The School of Education at Loyola University offer an online certificate in School Discipline Reform for professionals committed to serving their students and their communities by understanding, shaping, and implementing prevention-oriented approaches to school discipline. This part-time program is designed to equip education professionals-superintendents, principals, other school and district-level administrators, school attorneys, discipline deans, school psychologists, school social workers, counselors, and other educators - with the tools and skills to needed to lead comprehensive initiatives to reduce the use of suspensions and expulsions and their adverse impacts on vulnerable students.
Curriculum
Students may obtain the online certificate by successfully completing the four (4) two-credit hour courses in one to two years.

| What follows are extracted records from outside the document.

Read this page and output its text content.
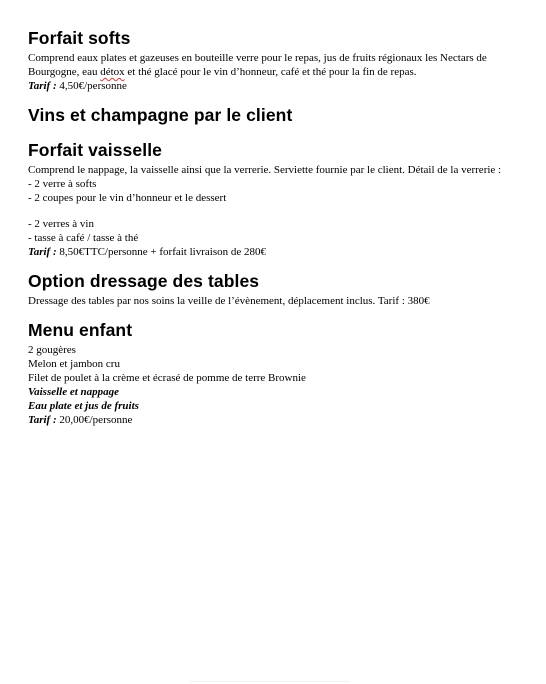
Forfait softs

Comprend eaux plates et gazeuses en bouteille verre pour le repas, jus de fruits régionaux les Nectars de Bourgogne, eau détox et thé glacé pour le vin d’honneur, café et thé pour la fin de repas.

Tarif : 4,50€/personne

Vins et champagne par le client
Forfait vaisselle

Comprend le nappage, la vaisselle ainsi que la verrerie. Serviette fournie par le client. Détail de la verrerie :

- 2 verre à softs

- 2 coupes pour le vin d’honneur et le dessert

- 2 verres à vin

- tasse à café / tasse à thé

Tarif : 8,50€TTC/personne + forfait livraison de 280€

Option dressage des tables

Dressage des tables par nos soins la veille de l’évènement, déplacement inclus. Tarif : 380€

Menu enfant

2 gougères

Melon et jambon cru

Filet de poulet à la crème et écrasé de pomme de terre Brownie

Vaisselle et nappage

Eau plate et jus de fruits

Tarif : 20,00€/personne
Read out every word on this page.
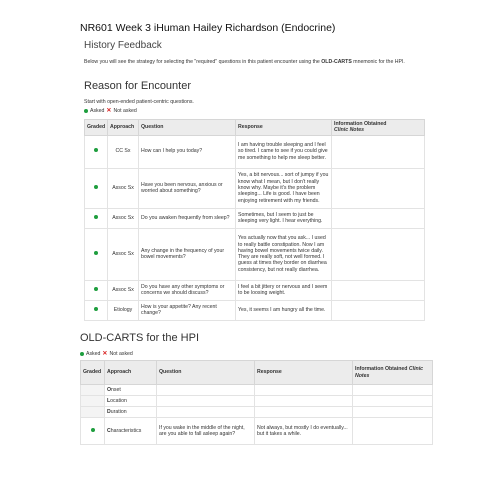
NR601 Week 3 iHuman Hailey Richardson (Endocrine)
History Feedback

Below you will see the strategy for selecting the "required" questions in this patient encounter using the OLD-CARTS mnemonic for the HPI.

Reason for Encounter

Start with open-ended patient-centric questions.

Asked ✕ Not asked
Graded	Approach	Question	Response	Information Obtained
Clinic Notes
	CC Sx	How can I help you today?	I am having trouble sleeping and I feel so tired. I came to see if you could give me something to help me sleep better.	
	Assoc Sx	Have you been nervous, anxious or worried about something?	Yes, a bit nervous... sort of jumpy if you know what I mean, but I don't really know why. Maybe it's the problem sleeping... Life is good. I have been enjoying retirement with my friends.	
	Assoc Sx	Do you awaken frequently from sleep?	Sometimes, but I seem to just be sleeping very light. I hear everything.	
	Assoc Sx	Any change in the frequency of your bowel movements?	Yes actually now that you ask... I used to really battle constipation. Now I am having bowel movements twice daily. They are really soft, not well formed. I guess at times they border on diarrhea consistency, but not really diarrhea.	
	Assoc Sx	Do you have any other symptoms or concerns we should discuss?	I feel a bit jittery or nervous and I seem to be loosing weight.	
	Etiology	How is your appetite? Any recent change?	Yes, it seems I am hungry all the time.	
OLD-CARTS for the HPI
Asked ✕ Not asked
Graded	Approach	Question	Response	Information Obtained Clinic Notes
	Onset			
	Location			
	Duration			
	Characteristics	If you wake in the middle of the night, are you able to fall asleep again?	Not always, but mostly I do eventually... but it takes a while.	
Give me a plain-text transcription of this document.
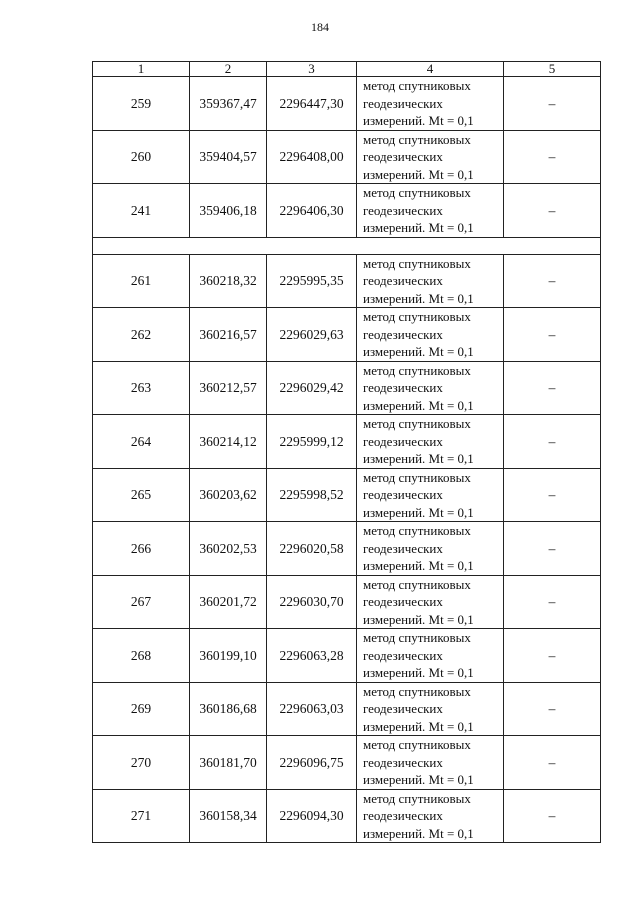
184
1	2	3	4	5
259	359367,47	2296447,30	метод спутниковых
геодезических
измерений. Mt = 0,1	–
260	359404,57	2296408,00	метод спутниковых
геодезических
измерений. Mt = 0,1	–
241	359406,18	2296406,30	метод спутниковых
геодезических
измерений. Mt = 0,1	–

261	360218,32	2295995,35	метод спутниковых
геодезических
измерений. Mt = 0,1	–
262	360216,57	2296029,63	метод спутниковых
геодезических
измерений. Mt = 0,1	–
263	360212,57	2296029,42	метод спутниковых
геодезических
измерений. Mt = 0,1	–
264	360214,12	2295999,12	метод спутниковых
геодезических
измерений. Mt = 0,1	–
265	360203,62	2295998,52	метод спутниковых
геодезических
измерений. Mt = 0,1	–
266	360202,53	2296020,58	метод спутниковых
геодезических
измерений. Mt = 0,1	–
267	360201,72	2296030,70	метод спутниковых
геодезических
измерений. Mt = 0,1	–
268	360199,10	2296063,28	метод спутниковых
геодезических
измерений. Mt = 0,1	–
269	360186,68	2296063,03	метод спутниковых
геодезических
измерений. Mt = 0,1	–
270	360181,70	2296096,75	метод спутниковых
геодезических
измерений. Mt = 0,1	–
271	360158,34	2296094,30	метод спутниковых
геодезических
измерений. Mt = 0,1	–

Required Anti-Racism Workshop
All students will begin the program with a required workshop in anti-racism (CIEP 571 School Discipline Workshop: Anti-racism).
Courses
The specific course sequencing will be tailored to each student in consulation with their academic advisor.
Course List
Code |
Title |
Hours |
CIEP 535 | System Consultation in School Discipline Reform | 2 |
CIEP 537 | SchDisc Ref: Linking Law Policy and Practice | 2 |
CIEP 620 | Legal Issues in School Discipline | 2 |
CIEP 625 | Restorative Justice in Schools | 2 |
Total Hours | 8 |
Required Immersion Seminar: Restorative Justice in Schools
Students are required to attend an intensive in-person seminar on Restorative Justice. The retreat offers students the opportunity to network with other professionals and engage in lively discussions and exercises related to the core principles and practices of restorative justice.
Learning Outcomes
This certificate program equips participants to:
- Understand fundamental legal principles and law that guide school discipline practices;
- Review and analyze school and district-level discipline data and conduct a root cause analysis;
- Develop and conduct a needs assessment related to school discipline in their respective settings;
- Plan, facilitate, and reflect on the effective restorative dialogue and a variety of proactive and responsive circles;
- Apply the principles of restorative and anti-racist practices to address a challenge that their schools or districts are facing;
- Demonstrate knowledge regarding a variety of research-based practices that can be implemented to prevent and respond to behavior within a framework of multi-tiered systems of support (e.g., universal/tier 1; secondary/tier 2 and tertiary/tier 3); and
- Develop an action plan to implement prevention-oriented alternatives to exclusionary school discipline practices in their respective settings.